= Love-Lies-Bleeding (play) =

2005 play by Don DeLillo

Love-Lies-Bleeding is the title of a three-act play by Don DeLillo. It is his third play and had a world-premiere reading May 2, 2005, at Boise Contemporary Theater in Boise, Idaho, directed by DeLillo himself. Subsequently the play has been produced at the Steppenwolf Theater in Chicago, the Kennedy Center in Washington, D.C., and again in Boise at Boise Contemporary Theater. The international premiere was July 7, 2007 in Sydney, Australia with Lee Lewis directing acclaimed Australian actress Robyn Nevin in the Sydney Theatre Company production.

==Plot==

The play concerns an artist named Alex Macklin in the last years of his life, and the effect his condition has on his son, Sean, and his second and fourth wives, Toinette and Lia, respectively. After a major second stroke, Alex is left in a persistent vegetative state and the other characters convene to reach a consensus about his fate. Sean pleads for mercy killing, arguing that his father is no longer alive except in a narrow technical sense. Toinette is sympathetic to this idea but later in the play evinces doubt and uncertainty about the metaphysical nature of their undertaking. Lia is initially opposed to the idea, arguing for a natural death without intervention, though later she agrees to Sean's plan to sedate and ultimately end Alex's life with the aid of morphine. The play also contains three scenes portraying earlier episodes in Alex's life with Lia and with Toinette.
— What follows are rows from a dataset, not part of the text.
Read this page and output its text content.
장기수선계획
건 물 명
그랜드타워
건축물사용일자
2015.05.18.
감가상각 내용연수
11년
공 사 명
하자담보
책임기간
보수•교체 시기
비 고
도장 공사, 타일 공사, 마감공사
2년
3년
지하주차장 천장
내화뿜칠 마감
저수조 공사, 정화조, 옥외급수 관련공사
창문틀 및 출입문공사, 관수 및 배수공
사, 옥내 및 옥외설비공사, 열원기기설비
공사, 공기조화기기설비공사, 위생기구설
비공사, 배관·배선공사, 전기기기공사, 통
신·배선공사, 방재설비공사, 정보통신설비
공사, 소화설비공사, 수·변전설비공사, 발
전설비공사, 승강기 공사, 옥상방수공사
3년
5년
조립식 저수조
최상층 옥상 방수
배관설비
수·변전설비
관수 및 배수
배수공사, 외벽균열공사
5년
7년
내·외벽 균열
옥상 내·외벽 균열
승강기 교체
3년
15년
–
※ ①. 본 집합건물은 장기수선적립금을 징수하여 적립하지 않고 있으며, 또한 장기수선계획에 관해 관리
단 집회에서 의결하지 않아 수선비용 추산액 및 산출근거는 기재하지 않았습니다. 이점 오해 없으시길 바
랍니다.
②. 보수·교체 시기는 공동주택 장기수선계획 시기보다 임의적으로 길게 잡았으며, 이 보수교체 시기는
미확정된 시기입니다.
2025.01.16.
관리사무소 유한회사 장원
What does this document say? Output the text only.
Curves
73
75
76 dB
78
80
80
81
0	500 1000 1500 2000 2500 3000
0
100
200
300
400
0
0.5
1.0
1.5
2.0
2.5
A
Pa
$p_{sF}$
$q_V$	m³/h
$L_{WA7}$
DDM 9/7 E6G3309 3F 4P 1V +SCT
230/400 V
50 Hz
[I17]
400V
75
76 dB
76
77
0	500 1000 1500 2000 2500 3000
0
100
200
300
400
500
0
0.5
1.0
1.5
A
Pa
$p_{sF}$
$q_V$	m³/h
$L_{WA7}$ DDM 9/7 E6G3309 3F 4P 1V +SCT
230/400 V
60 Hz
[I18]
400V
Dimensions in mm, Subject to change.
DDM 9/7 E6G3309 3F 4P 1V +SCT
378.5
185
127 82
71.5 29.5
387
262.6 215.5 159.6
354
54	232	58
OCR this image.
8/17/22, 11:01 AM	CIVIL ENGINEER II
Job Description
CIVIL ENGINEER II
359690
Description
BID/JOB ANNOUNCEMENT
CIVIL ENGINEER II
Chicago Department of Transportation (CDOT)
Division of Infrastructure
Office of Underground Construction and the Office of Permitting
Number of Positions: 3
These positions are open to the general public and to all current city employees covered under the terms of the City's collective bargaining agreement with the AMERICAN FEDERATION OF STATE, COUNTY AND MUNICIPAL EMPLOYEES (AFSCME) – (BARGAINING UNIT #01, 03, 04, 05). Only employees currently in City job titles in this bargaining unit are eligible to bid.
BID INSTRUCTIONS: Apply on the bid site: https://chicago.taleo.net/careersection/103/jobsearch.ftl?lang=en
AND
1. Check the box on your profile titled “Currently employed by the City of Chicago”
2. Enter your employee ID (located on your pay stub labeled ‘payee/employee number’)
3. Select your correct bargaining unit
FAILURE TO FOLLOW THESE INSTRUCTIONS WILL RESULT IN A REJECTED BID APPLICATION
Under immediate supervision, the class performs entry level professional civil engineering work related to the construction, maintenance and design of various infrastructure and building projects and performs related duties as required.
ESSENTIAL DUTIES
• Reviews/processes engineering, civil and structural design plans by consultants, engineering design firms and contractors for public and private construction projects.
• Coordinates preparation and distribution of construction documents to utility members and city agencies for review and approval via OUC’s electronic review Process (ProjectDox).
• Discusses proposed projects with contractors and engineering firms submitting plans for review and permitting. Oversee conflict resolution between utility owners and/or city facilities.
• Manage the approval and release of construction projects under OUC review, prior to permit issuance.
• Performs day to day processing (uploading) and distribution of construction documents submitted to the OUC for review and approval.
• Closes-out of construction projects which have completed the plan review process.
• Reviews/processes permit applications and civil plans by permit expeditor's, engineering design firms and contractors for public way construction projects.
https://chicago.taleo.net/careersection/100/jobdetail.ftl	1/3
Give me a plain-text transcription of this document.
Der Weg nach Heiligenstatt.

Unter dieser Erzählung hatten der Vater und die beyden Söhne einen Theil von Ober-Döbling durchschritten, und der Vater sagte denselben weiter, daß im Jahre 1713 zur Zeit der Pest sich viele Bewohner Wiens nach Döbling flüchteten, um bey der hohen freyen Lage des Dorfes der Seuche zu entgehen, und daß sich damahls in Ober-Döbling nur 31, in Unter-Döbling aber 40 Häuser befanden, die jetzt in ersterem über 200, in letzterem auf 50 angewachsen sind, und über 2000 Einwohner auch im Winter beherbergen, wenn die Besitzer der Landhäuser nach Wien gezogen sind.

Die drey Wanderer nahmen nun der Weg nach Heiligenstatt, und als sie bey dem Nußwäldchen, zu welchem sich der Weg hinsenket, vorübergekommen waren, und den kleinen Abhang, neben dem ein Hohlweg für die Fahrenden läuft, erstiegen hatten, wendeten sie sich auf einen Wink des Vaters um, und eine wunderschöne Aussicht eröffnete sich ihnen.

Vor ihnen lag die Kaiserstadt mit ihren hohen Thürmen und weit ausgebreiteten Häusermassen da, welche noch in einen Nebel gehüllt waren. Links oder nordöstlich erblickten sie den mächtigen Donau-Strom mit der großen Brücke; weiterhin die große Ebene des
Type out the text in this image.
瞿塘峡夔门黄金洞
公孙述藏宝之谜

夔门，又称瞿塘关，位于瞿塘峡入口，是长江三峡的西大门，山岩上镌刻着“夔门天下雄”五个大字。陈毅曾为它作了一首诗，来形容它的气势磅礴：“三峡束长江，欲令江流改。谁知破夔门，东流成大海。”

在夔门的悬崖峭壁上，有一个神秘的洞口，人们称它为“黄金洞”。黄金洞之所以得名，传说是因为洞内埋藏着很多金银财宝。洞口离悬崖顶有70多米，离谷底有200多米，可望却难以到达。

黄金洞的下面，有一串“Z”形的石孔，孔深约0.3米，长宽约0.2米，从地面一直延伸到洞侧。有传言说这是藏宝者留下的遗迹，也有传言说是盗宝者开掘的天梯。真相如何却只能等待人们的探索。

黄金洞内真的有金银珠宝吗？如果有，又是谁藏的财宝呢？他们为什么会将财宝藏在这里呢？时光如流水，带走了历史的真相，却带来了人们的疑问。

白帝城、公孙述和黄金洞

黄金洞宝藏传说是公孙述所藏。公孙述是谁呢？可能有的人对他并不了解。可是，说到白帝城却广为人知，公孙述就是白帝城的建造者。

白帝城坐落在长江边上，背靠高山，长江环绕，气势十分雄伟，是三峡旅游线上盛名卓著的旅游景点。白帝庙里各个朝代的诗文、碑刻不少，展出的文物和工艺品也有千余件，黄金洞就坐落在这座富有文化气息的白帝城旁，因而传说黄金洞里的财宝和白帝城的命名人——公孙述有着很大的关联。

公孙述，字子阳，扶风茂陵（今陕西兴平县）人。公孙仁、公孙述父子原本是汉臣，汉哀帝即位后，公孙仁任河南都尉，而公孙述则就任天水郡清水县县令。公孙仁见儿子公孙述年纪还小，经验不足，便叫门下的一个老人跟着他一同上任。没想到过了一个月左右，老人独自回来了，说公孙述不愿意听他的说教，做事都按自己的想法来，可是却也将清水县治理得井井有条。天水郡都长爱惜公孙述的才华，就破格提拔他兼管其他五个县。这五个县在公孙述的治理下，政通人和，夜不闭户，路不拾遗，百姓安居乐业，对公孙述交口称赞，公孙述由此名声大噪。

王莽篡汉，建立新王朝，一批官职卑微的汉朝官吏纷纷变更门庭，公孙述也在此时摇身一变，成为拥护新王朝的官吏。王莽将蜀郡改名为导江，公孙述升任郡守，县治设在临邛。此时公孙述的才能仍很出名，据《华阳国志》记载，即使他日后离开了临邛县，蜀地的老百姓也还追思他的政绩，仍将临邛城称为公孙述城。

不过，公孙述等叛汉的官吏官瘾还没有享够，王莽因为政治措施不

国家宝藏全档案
Though written before the national debate concerning Terri Schiavo, the play predicts many of the questions central to that debate and is a powerful meditation on themes of mercy and mortality in the age of advanced medical technology. DeLillo has stated "I suppose this is a play about the modern meaning of life's end. When does it end? How does it end, how should it end? What is the value of life? How do we measure it?"

==Critical reception==

The play was received to favorable reviews. John Leonard of Harper's called the play "brilliant".